Well done james must have made a good impression the first time

Gaz


----------



## HLA91 (Jul 16, 2010)

Well done and have fun


----------



## vintagecigarman (Aug 10, 2009)

Congratulations James, nice to know that your work experience has helped! And nice that you get to work one of the machines.


----------



## coffeeman (Mar 20, 2010)

Well done James. Hope you enjoy working on the machine you'll have a lot of fun you'll have to let us/me know what machine you have as costa's have their own made by CMA. I have a 3grp Marrisa and a 2 group Fatura (machine spelling wrong I think)

well done again and good luck


----------



## KopiLuwak (Nov 4, 2010)

Great job james! You seem to be really excited to learn from costa coffee! hope you'll continue to share to the forums here about what you learn. will be looking forward to your future posts. Good luck and have fun!


----------



## BanishInstant (Oct 12, 2009)

Congratulations. We'll have to arrange a forum visit


----------



## sandykt (Dec 3, 2009)

Sounds like winning the lottery to me!!


----------



## Glenn (Jun 14, 2008)

I'm sure you'll do well James

Just remember to try and keep your individuality as much as you can, and always questions convention

Have you seen this?


----------



## SlowRoast (Sep 24, 2010)

Thanks everyone







CoffeeMan - We have a three group Marissa too, there used to be another two group machine, but that disappeared and I haven't seen it since.

I was certainly smiling like I'd won the lottery, Sandy!

A forum visit would be awesome! I'd reserve (Well, try to) the comfy sofa's for you, that all the customers battle over.

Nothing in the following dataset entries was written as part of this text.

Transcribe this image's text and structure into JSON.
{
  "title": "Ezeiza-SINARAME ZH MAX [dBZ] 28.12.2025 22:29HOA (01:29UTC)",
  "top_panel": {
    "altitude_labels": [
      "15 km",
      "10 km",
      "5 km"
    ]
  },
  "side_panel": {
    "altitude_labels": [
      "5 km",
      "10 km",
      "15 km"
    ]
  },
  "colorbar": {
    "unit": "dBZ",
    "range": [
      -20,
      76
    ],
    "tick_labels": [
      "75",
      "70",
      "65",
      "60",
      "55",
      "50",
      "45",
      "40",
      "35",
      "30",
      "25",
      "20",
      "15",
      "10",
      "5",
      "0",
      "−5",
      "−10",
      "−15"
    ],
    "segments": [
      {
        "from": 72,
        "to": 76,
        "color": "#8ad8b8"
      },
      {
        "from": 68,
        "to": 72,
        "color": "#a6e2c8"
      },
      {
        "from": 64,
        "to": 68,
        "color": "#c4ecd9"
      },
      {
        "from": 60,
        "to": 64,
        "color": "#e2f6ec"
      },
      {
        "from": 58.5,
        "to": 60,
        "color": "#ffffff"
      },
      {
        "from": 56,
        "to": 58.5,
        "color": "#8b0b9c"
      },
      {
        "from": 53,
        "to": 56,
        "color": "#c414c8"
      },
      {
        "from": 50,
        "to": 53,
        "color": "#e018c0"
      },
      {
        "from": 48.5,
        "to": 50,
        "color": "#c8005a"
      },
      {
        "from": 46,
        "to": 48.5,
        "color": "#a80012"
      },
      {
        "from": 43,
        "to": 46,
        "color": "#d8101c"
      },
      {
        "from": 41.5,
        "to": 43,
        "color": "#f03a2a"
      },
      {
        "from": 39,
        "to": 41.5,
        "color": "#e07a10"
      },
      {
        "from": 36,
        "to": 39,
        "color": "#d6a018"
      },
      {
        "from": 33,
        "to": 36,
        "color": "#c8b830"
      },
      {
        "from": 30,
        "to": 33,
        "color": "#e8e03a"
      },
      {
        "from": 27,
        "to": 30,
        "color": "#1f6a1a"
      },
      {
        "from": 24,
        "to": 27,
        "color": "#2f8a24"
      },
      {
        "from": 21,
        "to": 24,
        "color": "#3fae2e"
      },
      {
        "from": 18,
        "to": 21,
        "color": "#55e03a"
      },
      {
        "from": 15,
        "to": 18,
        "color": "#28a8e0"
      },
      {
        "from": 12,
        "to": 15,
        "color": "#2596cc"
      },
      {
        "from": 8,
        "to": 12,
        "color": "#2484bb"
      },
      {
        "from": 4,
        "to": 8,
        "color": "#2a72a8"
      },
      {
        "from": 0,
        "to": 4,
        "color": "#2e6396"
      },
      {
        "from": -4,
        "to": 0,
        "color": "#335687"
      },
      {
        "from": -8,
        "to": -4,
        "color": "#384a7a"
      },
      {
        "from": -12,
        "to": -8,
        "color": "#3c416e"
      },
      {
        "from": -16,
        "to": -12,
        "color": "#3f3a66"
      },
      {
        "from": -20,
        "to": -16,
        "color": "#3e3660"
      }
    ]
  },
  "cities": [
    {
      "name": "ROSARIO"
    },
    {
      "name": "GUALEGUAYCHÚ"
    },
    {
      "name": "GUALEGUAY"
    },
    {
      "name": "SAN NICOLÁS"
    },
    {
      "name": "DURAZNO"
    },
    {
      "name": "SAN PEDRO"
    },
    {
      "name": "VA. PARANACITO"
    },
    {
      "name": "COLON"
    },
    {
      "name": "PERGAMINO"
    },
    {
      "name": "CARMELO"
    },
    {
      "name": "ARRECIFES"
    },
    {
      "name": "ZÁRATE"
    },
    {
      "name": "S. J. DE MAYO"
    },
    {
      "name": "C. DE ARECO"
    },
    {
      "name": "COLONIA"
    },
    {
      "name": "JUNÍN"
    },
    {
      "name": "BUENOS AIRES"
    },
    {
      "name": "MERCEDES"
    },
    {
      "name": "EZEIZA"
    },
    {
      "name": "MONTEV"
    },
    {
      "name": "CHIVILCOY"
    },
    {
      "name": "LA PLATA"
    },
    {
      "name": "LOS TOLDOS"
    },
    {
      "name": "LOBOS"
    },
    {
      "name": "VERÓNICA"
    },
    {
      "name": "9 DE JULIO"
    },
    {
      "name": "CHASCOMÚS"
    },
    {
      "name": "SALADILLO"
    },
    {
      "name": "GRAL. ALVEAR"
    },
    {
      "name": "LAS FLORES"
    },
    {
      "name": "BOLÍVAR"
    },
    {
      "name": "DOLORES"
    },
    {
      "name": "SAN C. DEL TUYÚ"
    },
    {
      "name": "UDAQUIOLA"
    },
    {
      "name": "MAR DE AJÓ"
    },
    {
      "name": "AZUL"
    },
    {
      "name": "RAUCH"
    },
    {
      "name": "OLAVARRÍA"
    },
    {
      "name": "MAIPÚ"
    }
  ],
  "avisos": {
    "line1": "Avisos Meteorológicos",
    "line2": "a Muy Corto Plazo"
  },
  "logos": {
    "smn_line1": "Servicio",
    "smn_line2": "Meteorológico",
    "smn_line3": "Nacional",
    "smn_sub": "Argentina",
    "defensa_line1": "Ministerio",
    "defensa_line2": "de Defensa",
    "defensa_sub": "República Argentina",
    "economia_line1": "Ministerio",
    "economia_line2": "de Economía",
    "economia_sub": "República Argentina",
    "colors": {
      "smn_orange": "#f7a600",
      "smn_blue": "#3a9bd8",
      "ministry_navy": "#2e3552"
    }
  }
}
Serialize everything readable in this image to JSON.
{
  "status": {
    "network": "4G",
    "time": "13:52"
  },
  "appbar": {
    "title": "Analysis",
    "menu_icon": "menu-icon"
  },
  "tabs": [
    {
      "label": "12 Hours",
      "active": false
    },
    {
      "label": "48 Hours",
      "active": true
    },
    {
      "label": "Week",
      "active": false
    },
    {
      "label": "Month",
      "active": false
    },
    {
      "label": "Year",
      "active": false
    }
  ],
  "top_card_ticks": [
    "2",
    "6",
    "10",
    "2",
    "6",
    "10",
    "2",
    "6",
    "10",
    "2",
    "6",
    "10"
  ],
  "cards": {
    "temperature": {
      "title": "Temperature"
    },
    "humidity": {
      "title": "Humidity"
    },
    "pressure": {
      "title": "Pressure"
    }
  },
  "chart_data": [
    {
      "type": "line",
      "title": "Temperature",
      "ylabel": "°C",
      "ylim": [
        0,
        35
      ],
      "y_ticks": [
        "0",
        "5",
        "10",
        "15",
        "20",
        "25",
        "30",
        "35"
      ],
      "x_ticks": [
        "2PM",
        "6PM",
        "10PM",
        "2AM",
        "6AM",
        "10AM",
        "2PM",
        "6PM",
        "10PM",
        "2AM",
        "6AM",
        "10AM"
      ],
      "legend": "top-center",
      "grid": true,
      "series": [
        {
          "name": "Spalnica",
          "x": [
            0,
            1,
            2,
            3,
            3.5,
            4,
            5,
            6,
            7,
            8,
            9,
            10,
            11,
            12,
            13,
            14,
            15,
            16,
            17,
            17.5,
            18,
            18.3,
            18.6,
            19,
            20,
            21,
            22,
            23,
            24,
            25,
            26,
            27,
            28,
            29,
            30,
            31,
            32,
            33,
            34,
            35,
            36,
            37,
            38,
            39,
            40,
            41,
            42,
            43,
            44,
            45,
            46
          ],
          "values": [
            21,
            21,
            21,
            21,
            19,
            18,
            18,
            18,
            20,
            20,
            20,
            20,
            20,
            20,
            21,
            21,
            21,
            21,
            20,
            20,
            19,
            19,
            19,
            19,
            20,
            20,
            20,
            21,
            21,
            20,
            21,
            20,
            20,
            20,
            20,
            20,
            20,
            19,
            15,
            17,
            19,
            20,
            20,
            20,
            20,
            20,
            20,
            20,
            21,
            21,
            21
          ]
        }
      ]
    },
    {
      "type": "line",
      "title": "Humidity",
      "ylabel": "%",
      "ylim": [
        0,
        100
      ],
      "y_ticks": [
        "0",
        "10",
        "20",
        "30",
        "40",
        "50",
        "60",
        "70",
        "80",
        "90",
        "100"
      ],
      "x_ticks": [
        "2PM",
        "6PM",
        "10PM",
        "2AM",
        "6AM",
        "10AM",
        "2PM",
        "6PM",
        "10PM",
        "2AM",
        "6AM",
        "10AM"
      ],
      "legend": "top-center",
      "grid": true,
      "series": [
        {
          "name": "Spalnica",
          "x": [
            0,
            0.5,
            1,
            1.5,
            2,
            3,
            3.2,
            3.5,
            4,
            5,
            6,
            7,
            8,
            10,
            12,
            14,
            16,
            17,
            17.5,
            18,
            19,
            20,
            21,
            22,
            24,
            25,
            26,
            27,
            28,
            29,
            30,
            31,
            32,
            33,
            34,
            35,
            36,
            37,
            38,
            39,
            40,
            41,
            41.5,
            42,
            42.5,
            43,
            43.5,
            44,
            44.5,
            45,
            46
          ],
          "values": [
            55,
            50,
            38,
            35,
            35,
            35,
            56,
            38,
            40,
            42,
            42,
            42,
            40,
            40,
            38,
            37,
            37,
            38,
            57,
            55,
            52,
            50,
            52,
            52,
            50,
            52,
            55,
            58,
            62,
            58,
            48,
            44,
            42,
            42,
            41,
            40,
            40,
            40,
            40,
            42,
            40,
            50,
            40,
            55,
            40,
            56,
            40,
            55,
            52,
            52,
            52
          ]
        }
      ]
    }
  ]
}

I haven't, Glenn, never knew about that, Costa all the way!


----------



## coffmedi3 (Nov 8, 2010)

Well done slowroast,

so how is it going, get a go on the machines yet???


----------



## awlred (Mar 10, 2009)

Congratulations, great things can start from chains. As Glenn said never take convention as truth. Where abouts are you? I'll try to pop by


----------